I went to all grain with my second batch and used EZ Water right from the start. (Since switched to Bru’n water.) Had plenty of questions but the fine folks at the Northern Brewer forums (many of you I see here now) were always willing to help solve any questions.

Sanitation and yeast and fermentation temps are all important, but it’s not that hard to bring water into the equation early on in the learning process.

I know for me it was pretty interesting to tool around with Brun Water and see how everything correlates.

It made me realize that even though I was a novice, it didn’t take much more than Distilled dilution of my tap water, some gypsum, some acid malt and calcium chloride to get everything pretty good.

For me, adjusting water was like grilling a steak. If you grill it right, it will be good. If you season it, it will be that much better (provided you season it properly). If you don’t grill it properly, no amount of seasoning will make it great.
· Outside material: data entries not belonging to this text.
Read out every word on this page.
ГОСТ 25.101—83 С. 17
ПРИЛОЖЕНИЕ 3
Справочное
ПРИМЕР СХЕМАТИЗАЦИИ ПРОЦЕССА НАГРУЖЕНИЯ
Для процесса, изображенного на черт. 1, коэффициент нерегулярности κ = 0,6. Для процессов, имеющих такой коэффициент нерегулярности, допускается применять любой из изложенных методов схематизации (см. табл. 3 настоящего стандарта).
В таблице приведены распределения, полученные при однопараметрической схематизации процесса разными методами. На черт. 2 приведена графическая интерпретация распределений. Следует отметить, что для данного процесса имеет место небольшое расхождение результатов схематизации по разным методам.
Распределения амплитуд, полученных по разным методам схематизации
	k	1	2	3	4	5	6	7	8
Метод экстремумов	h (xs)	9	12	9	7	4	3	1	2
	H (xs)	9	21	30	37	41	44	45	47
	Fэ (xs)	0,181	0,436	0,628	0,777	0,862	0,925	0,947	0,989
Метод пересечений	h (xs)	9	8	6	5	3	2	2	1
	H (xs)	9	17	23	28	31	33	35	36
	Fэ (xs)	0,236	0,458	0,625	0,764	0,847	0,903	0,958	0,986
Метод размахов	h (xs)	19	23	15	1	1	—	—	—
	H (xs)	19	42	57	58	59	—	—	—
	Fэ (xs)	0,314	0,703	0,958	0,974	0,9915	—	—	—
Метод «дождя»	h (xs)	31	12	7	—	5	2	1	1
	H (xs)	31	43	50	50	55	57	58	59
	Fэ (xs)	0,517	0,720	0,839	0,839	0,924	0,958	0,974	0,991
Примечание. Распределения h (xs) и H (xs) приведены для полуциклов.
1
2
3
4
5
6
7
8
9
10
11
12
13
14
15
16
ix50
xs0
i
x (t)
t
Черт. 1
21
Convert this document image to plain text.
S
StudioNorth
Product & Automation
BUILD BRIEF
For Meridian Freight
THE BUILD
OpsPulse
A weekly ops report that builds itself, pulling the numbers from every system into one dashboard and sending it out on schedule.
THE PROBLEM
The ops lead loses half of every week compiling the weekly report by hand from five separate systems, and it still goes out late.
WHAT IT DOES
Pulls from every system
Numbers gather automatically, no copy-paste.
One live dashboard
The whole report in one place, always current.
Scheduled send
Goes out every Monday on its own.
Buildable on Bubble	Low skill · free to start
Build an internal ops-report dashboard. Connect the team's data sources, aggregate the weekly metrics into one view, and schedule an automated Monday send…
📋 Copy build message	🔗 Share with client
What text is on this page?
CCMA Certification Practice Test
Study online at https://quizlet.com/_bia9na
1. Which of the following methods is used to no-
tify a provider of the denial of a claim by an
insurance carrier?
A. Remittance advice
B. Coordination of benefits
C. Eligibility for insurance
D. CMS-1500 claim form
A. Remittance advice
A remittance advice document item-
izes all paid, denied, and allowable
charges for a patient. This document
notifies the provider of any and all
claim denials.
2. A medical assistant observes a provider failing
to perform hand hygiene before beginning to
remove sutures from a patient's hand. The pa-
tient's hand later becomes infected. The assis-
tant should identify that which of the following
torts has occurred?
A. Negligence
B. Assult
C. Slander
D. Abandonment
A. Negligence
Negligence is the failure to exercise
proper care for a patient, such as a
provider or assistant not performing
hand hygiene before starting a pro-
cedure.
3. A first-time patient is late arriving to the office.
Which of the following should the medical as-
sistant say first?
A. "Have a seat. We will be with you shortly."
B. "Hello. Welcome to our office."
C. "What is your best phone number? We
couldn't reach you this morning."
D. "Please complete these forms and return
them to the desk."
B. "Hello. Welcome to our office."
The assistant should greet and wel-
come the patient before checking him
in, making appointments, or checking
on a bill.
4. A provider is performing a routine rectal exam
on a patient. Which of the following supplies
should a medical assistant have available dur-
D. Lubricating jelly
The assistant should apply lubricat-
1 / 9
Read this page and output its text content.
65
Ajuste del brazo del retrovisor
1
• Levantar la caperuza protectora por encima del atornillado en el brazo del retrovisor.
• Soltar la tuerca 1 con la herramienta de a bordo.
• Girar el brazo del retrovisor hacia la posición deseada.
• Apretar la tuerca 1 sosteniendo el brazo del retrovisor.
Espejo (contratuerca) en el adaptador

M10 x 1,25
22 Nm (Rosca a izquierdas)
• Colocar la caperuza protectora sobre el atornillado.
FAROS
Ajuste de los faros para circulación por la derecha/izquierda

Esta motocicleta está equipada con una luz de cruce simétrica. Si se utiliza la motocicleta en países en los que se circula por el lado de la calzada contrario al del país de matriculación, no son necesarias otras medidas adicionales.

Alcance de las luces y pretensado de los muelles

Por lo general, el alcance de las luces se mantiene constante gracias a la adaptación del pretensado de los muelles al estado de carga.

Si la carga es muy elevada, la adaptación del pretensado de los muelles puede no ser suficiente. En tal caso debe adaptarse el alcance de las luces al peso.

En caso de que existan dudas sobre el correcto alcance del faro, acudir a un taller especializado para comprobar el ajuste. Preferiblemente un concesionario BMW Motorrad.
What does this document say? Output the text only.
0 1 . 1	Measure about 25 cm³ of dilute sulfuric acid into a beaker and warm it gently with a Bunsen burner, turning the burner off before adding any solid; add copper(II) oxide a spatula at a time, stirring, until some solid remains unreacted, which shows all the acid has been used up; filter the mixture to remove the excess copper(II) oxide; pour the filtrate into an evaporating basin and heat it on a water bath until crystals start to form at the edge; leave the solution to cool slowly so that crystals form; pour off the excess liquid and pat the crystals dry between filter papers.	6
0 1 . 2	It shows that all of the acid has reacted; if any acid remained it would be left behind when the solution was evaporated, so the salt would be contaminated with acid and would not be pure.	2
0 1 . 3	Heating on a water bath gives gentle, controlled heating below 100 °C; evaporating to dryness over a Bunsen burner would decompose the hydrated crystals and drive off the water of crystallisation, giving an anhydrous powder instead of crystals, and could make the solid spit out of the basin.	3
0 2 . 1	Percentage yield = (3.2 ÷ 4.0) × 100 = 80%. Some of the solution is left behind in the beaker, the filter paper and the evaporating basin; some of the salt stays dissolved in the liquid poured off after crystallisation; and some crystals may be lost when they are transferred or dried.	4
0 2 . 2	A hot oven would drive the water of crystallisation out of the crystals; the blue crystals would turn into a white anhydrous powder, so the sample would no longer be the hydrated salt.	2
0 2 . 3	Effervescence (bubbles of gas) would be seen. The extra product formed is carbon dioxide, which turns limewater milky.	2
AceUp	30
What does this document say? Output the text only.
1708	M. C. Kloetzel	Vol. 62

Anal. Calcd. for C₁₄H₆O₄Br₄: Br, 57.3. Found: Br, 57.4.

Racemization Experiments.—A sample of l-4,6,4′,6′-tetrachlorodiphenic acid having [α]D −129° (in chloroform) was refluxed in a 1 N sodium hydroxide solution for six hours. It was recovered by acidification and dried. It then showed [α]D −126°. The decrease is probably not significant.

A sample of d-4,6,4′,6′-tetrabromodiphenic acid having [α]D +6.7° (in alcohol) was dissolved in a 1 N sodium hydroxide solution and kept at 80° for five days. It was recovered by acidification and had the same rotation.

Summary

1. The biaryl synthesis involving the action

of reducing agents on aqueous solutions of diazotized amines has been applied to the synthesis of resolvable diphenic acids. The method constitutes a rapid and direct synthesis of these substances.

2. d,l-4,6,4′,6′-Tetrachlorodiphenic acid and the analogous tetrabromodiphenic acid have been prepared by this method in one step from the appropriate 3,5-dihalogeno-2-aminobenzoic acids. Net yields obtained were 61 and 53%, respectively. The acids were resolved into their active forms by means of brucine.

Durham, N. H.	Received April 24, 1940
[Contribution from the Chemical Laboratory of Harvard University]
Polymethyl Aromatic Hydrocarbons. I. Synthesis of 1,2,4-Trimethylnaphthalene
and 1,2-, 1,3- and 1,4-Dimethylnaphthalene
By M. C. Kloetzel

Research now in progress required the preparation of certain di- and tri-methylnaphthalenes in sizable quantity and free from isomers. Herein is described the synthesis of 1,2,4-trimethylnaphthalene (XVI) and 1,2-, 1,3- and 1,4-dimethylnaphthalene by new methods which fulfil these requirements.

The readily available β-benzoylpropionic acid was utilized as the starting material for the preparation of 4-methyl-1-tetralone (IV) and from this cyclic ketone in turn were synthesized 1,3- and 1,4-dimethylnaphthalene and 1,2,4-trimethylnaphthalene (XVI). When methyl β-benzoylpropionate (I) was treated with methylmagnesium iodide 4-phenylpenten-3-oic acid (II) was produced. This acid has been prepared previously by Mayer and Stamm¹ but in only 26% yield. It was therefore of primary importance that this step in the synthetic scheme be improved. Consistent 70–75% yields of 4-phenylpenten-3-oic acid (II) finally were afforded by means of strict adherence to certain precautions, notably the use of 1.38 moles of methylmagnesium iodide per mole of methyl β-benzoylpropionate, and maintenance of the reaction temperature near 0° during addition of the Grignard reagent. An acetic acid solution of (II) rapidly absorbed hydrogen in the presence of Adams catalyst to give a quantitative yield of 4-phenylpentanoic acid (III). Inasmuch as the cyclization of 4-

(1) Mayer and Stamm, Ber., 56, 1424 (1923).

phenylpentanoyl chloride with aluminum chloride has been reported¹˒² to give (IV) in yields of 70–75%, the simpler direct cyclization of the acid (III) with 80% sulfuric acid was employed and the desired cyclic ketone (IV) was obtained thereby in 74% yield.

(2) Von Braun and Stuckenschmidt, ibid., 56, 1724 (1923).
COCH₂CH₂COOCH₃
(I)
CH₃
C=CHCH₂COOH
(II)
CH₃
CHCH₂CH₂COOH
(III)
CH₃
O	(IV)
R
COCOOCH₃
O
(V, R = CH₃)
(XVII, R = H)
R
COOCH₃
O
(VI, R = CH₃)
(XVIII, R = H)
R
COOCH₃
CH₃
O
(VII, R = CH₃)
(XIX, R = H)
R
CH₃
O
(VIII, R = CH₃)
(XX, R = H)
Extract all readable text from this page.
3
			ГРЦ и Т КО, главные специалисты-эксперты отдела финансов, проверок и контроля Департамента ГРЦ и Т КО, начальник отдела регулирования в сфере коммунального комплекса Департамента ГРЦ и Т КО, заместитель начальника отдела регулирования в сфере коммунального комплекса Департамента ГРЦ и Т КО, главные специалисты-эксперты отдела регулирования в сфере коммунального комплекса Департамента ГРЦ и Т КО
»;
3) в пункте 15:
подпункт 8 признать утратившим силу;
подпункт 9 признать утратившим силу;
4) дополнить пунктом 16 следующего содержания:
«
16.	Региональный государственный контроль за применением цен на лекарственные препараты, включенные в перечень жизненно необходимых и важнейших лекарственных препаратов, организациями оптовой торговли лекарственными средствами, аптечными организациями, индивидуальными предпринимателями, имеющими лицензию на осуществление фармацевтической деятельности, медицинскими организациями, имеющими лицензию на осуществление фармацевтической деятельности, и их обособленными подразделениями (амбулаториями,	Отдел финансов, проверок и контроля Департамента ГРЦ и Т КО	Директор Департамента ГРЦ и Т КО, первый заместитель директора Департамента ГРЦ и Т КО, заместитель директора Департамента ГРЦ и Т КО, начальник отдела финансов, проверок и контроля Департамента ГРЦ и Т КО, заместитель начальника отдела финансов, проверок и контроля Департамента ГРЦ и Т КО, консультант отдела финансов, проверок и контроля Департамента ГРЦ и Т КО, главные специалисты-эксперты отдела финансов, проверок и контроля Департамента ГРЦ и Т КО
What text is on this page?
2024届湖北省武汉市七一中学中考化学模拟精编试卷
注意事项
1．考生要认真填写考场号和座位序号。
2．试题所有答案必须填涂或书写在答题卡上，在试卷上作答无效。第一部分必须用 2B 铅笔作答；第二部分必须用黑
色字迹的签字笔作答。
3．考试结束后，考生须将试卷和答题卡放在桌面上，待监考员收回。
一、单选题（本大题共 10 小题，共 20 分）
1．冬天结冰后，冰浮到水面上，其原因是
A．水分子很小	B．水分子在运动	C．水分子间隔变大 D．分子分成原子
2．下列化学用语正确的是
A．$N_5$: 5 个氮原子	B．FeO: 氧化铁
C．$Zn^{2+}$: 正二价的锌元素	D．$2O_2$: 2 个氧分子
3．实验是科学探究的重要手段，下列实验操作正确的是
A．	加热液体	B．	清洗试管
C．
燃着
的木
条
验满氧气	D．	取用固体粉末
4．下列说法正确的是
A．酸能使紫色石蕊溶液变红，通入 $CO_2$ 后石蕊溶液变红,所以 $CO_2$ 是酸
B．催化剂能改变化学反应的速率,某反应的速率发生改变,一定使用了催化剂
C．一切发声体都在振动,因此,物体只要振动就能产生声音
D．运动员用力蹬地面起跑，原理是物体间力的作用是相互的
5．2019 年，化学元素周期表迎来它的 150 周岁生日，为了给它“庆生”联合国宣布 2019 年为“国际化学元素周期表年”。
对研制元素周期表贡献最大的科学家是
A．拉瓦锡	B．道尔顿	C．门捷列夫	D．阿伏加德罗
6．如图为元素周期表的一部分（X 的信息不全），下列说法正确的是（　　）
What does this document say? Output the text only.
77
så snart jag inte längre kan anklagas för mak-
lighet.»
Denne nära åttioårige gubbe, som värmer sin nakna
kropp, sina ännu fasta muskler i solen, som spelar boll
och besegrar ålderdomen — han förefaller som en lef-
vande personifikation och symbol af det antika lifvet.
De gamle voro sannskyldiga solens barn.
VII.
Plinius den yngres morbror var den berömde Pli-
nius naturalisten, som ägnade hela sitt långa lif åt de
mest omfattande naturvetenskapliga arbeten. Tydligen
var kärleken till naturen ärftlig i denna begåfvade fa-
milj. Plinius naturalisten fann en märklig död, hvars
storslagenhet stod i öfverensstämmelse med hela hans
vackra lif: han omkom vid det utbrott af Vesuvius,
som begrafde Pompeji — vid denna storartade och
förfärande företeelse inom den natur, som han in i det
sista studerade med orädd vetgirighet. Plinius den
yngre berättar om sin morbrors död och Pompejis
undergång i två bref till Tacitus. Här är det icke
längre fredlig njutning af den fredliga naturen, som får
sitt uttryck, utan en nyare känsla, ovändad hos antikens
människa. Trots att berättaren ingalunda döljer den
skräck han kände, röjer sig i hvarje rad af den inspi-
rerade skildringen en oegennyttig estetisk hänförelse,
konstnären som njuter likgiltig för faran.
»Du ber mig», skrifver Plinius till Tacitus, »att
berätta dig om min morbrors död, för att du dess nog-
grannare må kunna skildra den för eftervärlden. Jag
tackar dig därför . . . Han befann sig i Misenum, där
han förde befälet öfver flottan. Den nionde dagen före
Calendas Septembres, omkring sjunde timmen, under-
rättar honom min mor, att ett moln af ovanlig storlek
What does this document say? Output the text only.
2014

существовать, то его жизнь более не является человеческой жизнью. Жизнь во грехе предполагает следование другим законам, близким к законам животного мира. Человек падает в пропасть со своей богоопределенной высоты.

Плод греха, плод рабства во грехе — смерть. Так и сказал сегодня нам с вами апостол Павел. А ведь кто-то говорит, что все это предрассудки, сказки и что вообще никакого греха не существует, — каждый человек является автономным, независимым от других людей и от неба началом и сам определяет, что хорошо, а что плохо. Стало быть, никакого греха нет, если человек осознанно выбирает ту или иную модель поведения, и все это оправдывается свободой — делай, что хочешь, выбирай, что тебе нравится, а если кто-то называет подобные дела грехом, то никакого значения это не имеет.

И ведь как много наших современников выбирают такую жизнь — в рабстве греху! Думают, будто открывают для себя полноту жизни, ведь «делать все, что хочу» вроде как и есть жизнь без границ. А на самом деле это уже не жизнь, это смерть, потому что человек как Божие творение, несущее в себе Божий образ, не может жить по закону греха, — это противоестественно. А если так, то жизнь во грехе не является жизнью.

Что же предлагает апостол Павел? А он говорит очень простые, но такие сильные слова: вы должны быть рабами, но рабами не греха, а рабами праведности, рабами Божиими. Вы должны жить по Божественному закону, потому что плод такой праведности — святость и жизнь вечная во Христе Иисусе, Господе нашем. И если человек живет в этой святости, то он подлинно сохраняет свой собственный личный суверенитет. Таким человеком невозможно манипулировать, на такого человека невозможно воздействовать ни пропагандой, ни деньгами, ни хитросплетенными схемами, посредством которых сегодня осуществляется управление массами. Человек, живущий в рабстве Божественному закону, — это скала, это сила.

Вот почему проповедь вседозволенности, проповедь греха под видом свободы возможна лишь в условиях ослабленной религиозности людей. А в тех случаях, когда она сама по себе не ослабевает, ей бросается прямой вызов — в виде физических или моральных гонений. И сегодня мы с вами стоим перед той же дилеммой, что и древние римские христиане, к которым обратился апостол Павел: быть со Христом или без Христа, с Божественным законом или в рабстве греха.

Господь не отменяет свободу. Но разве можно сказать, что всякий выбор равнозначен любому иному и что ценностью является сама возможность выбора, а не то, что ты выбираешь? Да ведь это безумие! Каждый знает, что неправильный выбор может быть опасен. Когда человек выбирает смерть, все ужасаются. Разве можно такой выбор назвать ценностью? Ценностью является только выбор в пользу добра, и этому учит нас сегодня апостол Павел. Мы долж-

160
Process first, adjusting water last. Having said all that, bru’nwater helped me tremendously.

If you are on city water…you are getting chlorine or more likely chloramine and you need to boil with campden tablets at the very least prior to mash out…I boil with campden and dilute with distilled and add gypsum…but that’s my water…

I have been adding Campden to my brew water in the HLT prior to transferring to the MLT to remove chloramine. No boiling. Have I been doing it wrong?

You don’t need to boil water with Campden tablets to remove chloramines.  Just add it.  It works very quick.  Here is a link to a great source about it:  https://byo.com/hops/item/472-clearing-chloramine--historical-hopping-mr-wizard

This is good advice, but it is not a mantra for all.
IMO; as a starting point, you have to have water that when mashed with the grist will give you an acceptable mash pH. The tinkering with the detail and fine tuning of mash pH comes a bit further down the line once more understanding is gained.
I am a lover of pale ales (both English and American)…when I started brewing all grain, for the first year or so I had to tip batch after batch and I could not understand why.
I used campden, used tried and tested recipes, my technique, yeast handling and sanitation were all sound…yet I could not produce beer that was acceptable. In truth, I almost gave up.
It took me a long time to understand that my favoured grists and an alkalinity of 120-130ppm just don’t work. Now, had I been brewing stouts my experience would have been a whole lot better.

What I’m saying is that there are certain combinations of water type and malt that will not turn out well. A new brewer should understand this and be aware that it might not be their technique or sanitation that is letting them down.

That is one of the important messages I make in my recent presentation at NHC and in my upcoming article in Zymurgy (Nov-Dec 2015 issue). The mantra that: water is the LAST thing ANY brewer should take on, is just not correct. There are brewers that have water that may be poorly suited for a beer style they really want to brew and it can ultimately end in frustration and failure…and this is with perfecting all those other important techniques.

We need to stop perpetuating the myths about brewing water such as ‘if the water tastes good, you can brew with it’ and ‘water is the last step to take in perfecting your brewing’.  There are brewers that can’t wait to the last step. Their beers are so disappointing due to the damage their water inflicts and there are few process and technique improvements that they could take that can overcome that. These myths are probably cutting short the enjoyment of thousands of hobbyists who quit before they can produce good or great beer. For those of us that enjoy the occasional pint from a new brewery, only to find that their beer isn’t that great. I have to wonder how many are fighting water conditions with no knowledge and no tools…since water is the last thing they should worry about…or worse yet, they think we worry too much about water.

Understanding your brewing water and having the knowledge and capability to make it better for your brewing IS an important factor in brewing. Water is NOT the last step.